Ireland has one of the lowest disability employment rates in Europe and this is not unrelated to means testing and the loss of supports. The fear of loss of a medical card is a huge barrier to disabled people taking up work. Medical card entitlement should be based on medical need rather than means testing - something the OECD has also recommended.
In the majority of European countries, disabled people do not lose their disability supports when they work, unlike in Ireland. This is also why the income of people on disability payments tends to stay around the income disregard levels because the risk of losing other supports is too significant. The income disregard levels should increase, as should the means allowance for those who cannot work, to allow for other small forms of income, such as pensions from parents, inheritance and so on.
One positive of the disability allowance is that, relative to other payment schemes, it has a higher capital disregard, which is an acknowledgement of the extra economic vulnerabilities that disabled people live with. However, that has not been reviewed since 2007, despite huge escalations in costs since then, particularly in housing, which affects those saving for a deposit, as well as the recent high levels of inflation. This can also cause trouble for people moving across schemes or awaiting the outcome of an appeal. I have heard from a lot of disabled people who have been refused applications for additional needs payments and told to use their hard-earned savings instead. These are savings that they are keeping to deal with medical contingencies and other unexpected developments.
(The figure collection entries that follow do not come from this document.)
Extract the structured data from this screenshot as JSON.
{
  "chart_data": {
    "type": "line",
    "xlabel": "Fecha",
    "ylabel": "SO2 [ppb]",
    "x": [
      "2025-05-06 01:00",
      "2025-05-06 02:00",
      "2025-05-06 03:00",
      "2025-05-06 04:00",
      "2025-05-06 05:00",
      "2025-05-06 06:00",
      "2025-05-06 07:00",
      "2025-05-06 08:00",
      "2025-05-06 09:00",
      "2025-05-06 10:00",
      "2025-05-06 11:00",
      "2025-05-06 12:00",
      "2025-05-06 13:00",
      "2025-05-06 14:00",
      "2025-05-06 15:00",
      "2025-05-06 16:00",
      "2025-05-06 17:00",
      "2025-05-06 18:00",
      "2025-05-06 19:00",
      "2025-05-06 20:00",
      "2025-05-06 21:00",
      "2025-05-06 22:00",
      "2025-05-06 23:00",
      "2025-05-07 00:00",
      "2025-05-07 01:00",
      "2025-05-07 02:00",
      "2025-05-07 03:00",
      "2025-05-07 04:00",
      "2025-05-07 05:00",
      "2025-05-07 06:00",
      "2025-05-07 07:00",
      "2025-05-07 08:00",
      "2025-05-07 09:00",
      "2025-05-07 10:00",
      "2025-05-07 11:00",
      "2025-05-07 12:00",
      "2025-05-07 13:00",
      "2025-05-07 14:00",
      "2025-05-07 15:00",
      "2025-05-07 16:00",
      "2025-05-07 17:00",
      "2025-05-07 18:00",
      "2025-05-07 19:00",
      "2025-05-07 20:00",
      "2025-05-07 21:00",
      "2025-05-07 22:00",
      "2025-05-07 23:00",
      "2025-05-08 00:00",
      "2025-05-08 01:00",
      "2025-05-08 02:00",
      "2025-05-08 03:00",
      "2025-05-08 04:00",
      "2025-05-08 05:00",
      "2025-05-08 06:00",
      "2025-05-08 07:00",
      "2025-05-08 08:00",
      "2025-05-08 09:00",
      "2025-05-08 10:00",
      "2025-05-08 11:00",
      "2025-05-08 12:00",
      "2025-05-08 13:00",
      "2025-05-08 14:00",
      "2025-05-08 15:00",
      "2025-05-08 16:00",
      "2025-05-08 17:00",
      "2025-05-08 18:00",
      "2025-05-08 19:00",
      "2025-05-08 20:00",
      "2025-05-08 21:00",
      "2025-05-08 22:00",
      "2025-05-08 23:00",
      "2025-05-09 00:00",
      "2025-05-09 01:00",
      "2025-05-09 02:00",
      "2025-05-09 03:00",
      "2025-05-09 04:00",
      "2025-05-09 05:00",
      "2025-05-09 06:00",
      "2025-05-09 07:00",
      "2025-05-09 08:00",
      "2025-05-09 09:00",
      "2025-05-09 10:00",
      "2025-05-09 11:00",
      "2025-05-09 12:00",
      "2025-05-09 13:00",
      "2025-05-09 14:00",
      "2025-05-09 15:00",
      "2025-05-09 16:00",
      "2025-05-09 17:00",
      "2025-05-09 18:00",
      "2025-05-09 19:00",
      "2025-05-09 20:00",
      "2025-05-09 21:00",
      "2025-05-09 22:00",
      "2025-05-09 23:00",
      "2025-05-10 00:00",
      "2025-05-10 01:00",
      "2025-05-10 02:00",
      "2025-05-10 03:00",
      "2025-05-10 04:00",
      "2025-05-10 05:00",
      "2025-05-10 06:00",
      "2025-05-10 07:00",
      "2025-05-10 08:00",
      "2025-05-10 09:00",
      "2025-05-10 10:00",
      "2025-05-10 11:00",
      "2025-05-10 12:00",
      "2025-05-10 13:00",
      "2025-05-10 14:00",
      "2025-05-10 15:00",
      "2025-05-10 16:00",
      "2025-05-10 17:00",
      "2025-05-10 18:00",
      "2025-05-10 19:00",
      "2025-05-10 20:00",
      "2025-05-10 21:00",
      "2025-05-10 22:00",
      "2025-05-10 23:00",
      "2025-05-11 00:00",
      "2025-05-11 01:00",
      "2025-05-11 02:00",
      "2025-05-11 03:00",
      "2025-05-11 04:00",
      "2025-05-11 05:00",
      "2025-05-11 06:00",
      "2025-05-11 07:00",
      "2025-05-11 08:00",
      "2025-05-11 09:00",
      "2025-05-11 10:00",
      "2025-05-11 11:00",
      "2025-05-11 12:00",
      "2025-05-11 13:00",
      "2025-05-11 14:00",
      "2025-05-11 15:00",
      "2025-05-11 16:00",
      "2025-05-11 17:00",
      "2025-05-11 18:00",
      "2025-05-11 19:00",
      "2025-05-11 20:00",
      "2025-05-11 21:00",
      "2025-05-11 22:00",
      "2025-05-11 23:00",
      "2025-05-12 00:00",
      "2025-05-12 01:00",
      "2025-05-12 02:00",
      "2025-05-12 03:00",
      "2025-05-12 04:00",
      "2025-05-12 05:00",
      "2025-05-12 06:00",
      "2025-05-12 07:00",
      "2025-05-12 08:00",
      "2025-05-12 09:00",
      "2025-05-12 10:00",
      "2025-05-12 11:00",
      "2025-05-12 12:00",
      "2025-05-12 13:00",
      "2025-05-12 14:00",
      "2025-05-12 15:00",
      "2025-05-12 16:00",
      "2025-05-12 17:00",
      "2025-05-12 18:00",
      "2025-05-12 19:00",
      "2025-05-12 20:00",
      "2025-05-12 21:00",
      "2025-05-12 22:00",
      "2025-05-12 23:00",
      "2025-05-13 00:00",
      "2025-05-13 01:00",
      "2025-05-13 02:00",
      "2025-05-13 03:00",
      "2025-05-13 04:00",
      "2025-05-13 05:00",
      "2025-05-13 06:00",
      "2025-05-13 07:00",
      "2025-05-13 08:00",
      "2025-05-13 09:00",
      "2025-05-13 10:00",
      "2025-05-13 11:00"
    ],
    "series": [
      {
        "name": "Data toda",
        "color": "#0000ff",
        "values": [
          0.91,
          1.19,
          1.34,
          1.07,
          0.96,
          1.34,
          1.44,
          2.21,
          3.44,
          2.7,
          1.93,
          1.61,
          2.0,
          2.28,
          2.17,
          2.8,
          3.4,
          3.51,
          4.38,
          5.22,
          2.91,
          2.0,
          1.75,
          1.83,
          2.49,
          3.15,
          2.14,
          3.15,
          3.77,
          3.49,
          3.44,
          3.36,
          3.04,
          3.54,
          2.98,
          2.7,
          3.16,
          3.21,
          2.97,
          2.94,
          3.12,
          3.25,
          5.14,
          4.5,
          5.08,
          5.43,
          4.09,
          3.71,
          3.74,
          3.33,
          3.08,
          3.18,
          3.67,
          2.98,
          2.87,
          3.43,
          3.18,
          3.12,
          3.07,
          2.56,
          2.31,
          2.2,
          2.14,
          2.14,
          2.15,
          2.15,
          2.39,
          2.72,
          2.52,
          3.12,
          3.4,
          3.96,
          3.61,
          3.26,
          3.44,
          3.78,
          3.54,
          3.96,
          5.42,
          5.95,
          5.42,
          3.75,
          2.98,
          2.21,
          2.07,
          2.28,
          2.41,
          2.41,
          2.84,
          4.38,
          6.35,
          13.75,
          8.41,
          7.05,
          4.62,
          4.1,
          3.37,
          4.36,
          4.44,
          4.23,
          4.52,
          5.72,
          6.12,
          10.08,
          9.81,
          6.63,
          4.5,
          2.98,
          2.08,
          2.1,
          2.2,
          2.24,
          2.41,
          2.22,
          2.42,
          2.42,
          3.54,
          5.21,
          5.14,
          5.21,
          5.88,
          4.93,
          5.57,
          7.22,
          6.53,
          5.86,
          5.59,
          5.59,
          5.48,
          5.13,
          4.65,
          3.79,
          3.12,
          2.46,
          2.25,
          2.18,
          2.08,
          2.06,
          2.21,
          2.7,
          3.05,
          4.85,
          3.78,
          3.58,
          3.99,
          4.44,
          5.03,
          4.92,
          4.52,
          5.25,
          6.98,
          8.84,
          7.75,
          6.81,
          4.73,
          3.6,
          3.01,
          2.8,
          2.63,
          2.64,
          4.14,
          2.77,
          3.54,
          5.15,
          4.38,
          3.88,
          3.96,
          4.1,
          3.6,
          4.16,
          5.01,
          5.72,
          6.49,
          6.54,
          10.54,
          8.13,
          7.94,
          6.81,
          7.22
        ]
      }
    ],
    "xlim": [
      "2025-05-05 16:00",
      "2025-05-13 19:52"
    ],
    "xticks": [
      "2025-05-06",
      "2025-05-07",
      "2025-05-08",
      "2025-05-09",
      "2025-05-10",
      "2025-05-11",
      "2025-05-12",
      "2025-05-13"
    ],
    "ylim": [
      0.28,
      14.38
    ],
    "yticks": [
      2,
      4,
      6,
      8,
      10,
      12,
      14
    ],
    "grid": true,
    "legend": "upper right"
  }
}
To better support disabled people with the very significant extra cost of disability and ensure they do not continue to live in deprivation, we could take a range of measures. We should start assessing the cost of means-testing. Deputies mentioned this earlier in the context of removing means-testing for family carers. We should consider moving to universal payments but at minimum, we should have a much higher household income cut-off point and should be explicitly factoring in the extra costs of disability. Disabled people should be means-tested only on their own income and means, not that of their family member, partner or anyone else living in the household with them. We need to provide a medical card and other entitlements like the free travel pass based on medical need and disability status. These should not be means-tested. There was a discussion earlier about 20 years of demands. We need to bring in a cost of disability payment. This demand has been around for at least 30 years, originating with the Commission on the Status of Persons with Disabilities in the mid-1990s. We need to introduce a non-means-tested, universal cost of disability payment of a relatively meagre €40 a week, starting with social protection recipients. We need to develop tapered supports for those who may be just above the cut-off rates to address any cliff edges. Consolidation of means testing would also be welcome. This came up in previous hearings. Many disabled people have to fill out separate forms when applying for different supports from the State such as medical cards, the fuel allowance, or the housing adaptation grant, for example. Reducing this duplication would save time, administration costs for the State and stress for the applicant.
Finally, I wanted to briefly mention energy poverty because I know the committee has had discussions on this issue previously. I want to draw attention to the much higher levels of energy poverty that disabled people live with because of low incomes, high costs and their higher energy needs and requirements. Every year we see this in the annual energy deprivation indicators. The data shows a very significant increase in energy poverty between last year and this year, so we need to keep a watchful eye on that. We need to consider disabled people's needs when we are developing policy around energy poverty.